Patterns and Predictors of Dropout from Mental Health Treatment in an Asian Population



Introduction: Studies examining mental health treatment dropout have primarily focused on Western populations and less so on Asian samples. The current study explored the prevalence and correlates of mental health treatment dropout across the various healthcare sectors in Singapore.

Materials and Methods: : Data was utilised from the Singapore Mental Health Study (SMHS), a cross-sectional epidemiological survey conducted among an adult population (n = 6616) aged 18 years and above. Statistical analyses were done on a subsample of respondents (n = 55) who had sought treatment from the various treatment providers (i.e. mental health, medical, social services and religious healers) in the past 12 months. The World Mental Health (WMH) Composite International Diagnostic Interview version 3.0 (CIDI 3.0) was used to determine diagnoses of mental disorders, chronic medical disorders and service utilisation.

Results: Of those who had received treatment, 37.6% had ended treatment prematurely, 23.2% had completed treatment and 39.2% were still in treatment. The religious and spiritual sector (83.1%) had the highest dropout, followed by the general medical sector (34.6%), mental health services sector (33.9%) and the social services sector (30%). Marital status emerged as the only sociodemographic factor that significantly predicted treatment dropout—with those who were married being significantly less likely to drop out than those who were single.

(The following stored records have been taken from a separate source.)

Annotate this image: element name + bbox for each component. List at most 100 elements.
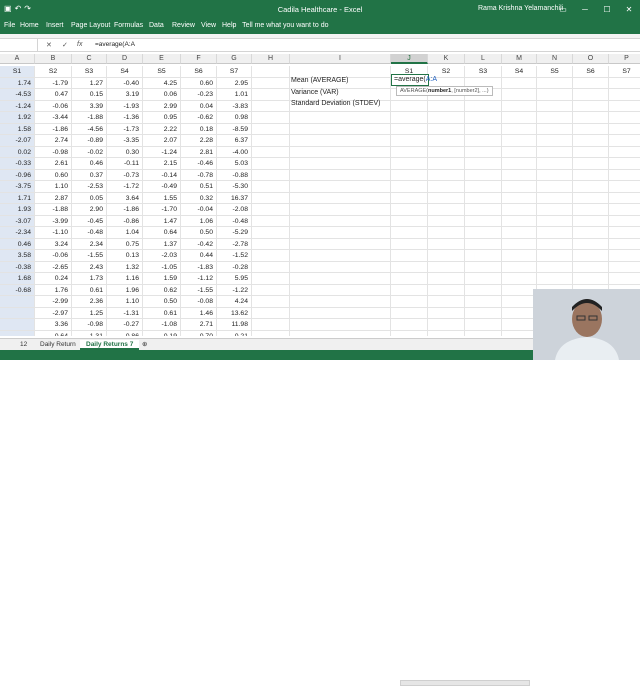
header-cell[interactable] [252, 66, 290, 78]
empty-cell[interactable] [465, 100, 502, 112]
header-cell[interactable]: S5 [537, 66, 573, 78]
table-cell[interactable]: 1.32 [107, 261, 143, 273]
empty-cell[interactable] [290, 296, 391, 308]
table-cell[interactable]: 0.60 [35, 169, 72, 181]
table-cell[interactable]: -0.48 [72, 227, 107, 239]
empty-cell[interactable] [428, 192, 465, 204]
empty-cell[interactable] [465, 330, 502, 336]
table-cell[interactable]: 1.58 [0, 123, 35, 135]
empty-cell[interactable] [391, 146, 428, 158]
table-cell[interactable]: 0.06 [143, 89, 181, 101]
table-cell[interactable]: -1.86 [107, 204, 143, 216]
empty-cell[interactable] [252, 181, 290, 193]
empty-cell[interactable] [502, 330, 537, 336]
tab-page-layout[interactable]: Page Layout [71, 22, 110, 29]
table-cell[interactable]: -0.73 [107, 169, 143, 181]
empty-cell[interactable] [391, 204, 428, 216]
table-cell[interactable]: 0.24 [35, 273, 72, 285]
table-cell[interactable]: -2.78 [217, 238, 252, 250]
empty-cell[interactable] [573, 227, 609, 239]
table-cell[interactable] [0, 307, 35, 319]
empty-cell[interactable] [537, 181, 573, 193]
empty-cell[interactable] [537, 169, 573, 181]
header-cell[interactable]: S3 [72, 66, 107, 78]
empty-cell[interactable] [465, 261, 502, 273]
table-cell[interactable]: 3.36 [35, 319, 72, 331]
table-cell[interactable]: 1.06 [181, 215, 217, 227]
table-cell[interactable]: -0.06 [35, 100, 72, 112]
table-cell[interactable]: 4.24 [217, 296, 252, 308]
table-cell[interactable]: -1.31 [107, 307, 143, 319]
table-cell[interactable]: 0.18 [181, 123, 217, 135]
table-cell[interactable]: 1.46 [181, 307, 217, 319]
empty-cell[interactable] [428, 330, 465, 336]
table-cell[interactable]: 1.04 [107, 227, 143, 239]
table-cell[interactable]: -5.29 [217, 227, 252, 239]
empty-cell[interactable] [391, 169, 428, 181]
table-cell[interactable]: 1.55 [143, 192, 181, 204]
empty-cell[interactable] [465, 112, 502, 124]
empty-cell[interactable] [609, 273, 640, 285]
table-cell[interactable]: 0.04 [181, 100, 217, 112]
empty-cell[interactable] [609, 250, 640, 262]
table-cell[interactable]: 1.68 [0, 273, 35, 285]
table-cell[interactable]: 5.95 [217, 273, 252, 285]
table-cell[interactable]: 0.19 [143, 330, 181, 336]
horizontal-scrollbar[interactable] [400, 680, 530, 686]
empty-cell[interactable] [609, 124, 640, 135]
empty-cell[interactable] [537, 100, 573, 112]
column-header-f[interactable]: F [181, 54, 217, 64]
table-cell[interactable]: -2.03 [143, 250, 181, 262]
table-cell[interactable] [0, 319, 35, 331]
empty-cell[interactable] [465, 169, 502, 181]
empty-cell[interactable] [290, 330, 391, 336]
table-cell[interactable]: 0.02 [0, 146, 35, 158]
empty-cell[interactable] [252, 227, 290, 239]
plus-icon[interactable]: ⊕ [136, 340, 153, 350]
empty-cell[interactable] [537, 250, 573, 262]
tell-me-search[interactable]: ◌ Tell me what you want to do [232, 22, 329, 29]
table-cell[interactable]: -0.89 [72, 135, 107, 147]
empty-cell[interactable] [609, 193, 640, 204]
empty-cell[interactable] [502, 250, 537, 262]
table-cell[interactable]: 2.90 [72, 204, 107, 216]
empty-cell[interactable] [391, 319, 428, 331]
header-cell[interactable]: S6 [181, 66, 217, 78]
empty-cell[interactable] [465, 227, 502, 239]
table-cell[interactable]: -0.23 [181, 89, 217, 101]
table-cell[interactable]: 3.39 [72, 100, 107, 112]
empty-cell[interactable] [465, 238, 502, 250]
table-cell[interactable]: -0.98 [35, 146, 72, 158]
empty-cell[interactable] [502, 284, 537, 296]
empty-cell[interactable] [465, 146, 502, 158]
table-cell[interactable]: 0.46 [72, 158, 107, 170]
table-cell[interactable]: 0.60 [181, 77, 217, 89]
empty-cell[interactable] [609, 181, 640, 193]
table-cell[interactable]: 0.95 [143, 112, 181, 124]
table-cell[interactable]: 2.07 [143, 135, 181, 147]
empty-cell[interactable] [252, 296, 290, 308]
table-cell[interactable]: -1.55 [181, 284, 217, 296]
table-cell[interactable]: 0.64 [143, 227, 181, 239]
table-cell[interactable]: -0.98 [72, 319, 107, 331]
empty-cell[interactable] [290, 215, 391, 227]
table-cell[interactable]: -3.83 [217, 100, 252, 112]
table-cell[interactable]: -1.73 [107, 123, 143, 135]
empty-cell[interactable] [573, 77, 609, 89]
empty-cell[interactable] [428, 250, 465, 262]
empty-cell[interactable] [465, 204, 502, 216]
empty-cell[interactable] [391, 261, 428, 273]
column-header-c[interactable]: C [72, 54, 107, 64]
tab-formulas[interactable]: Formulas [114, 22, 143, 29]
empty-cell[interactable] [537, 227, 573, 239]
table-cell[interactable]: -1.22 [217, 284, 252, 296]
name-box[interactable] [0, 39, 38, 52]
empty-cell[interactable] [502, 100, 537, 112]
table-cell[interactable]: 0.15 [72, 89, 107, 101]
empty-cell[interactable] [290, 250, 391, 262]
table-cell[interactable]: 1.27 [72, 77, 107, 89]
empty-cell[interactable] [252, 135, 290, 147]
column-header-d[interactable]: D [107, 54, 143, 64]
table-cell[interactable]: 0.98 [217, 112, 252, 124]
table-cell[interactable]: -1.08 [143, 319, 181, 331]
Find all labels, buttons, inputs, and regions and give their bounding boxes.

Conclusion: The overall dropout rate across the various healthcare sectors was comparable to past studies. While the small sample size limits the generalisability of findings, the current study provides useful insight into treatment dropout in an Asian population.

Outpatient dropout can be defined as the act of “stopping before completing the recommended course of treatment”. In comparison to barriers to treatment access, relatively less is known about the prevalence and predictors of treatment dropout. Nevertheless, the study of treatment dropout is important for several reasons. Firstly, previous studies have found a strong association between treatment retention and clinical improvement. Individuals who leave treatment prematurely are not only less likely to recover independently but are also more likely to be rehospitalised and have a relapse. An understanding of the risk factors associated with treatment dropout enables treatment providers to identify patients who might be at risk of dropout and successively take measures to retain them in treatment. Secondly, prevalence of treatment dropout is to some extent regarded as an indicator of the quality of services offered. Insights gleaned in this area can be used to assess the match between patients’ needs and services offered which in turn provides useful information in improving services to better accommodate the needs of patients.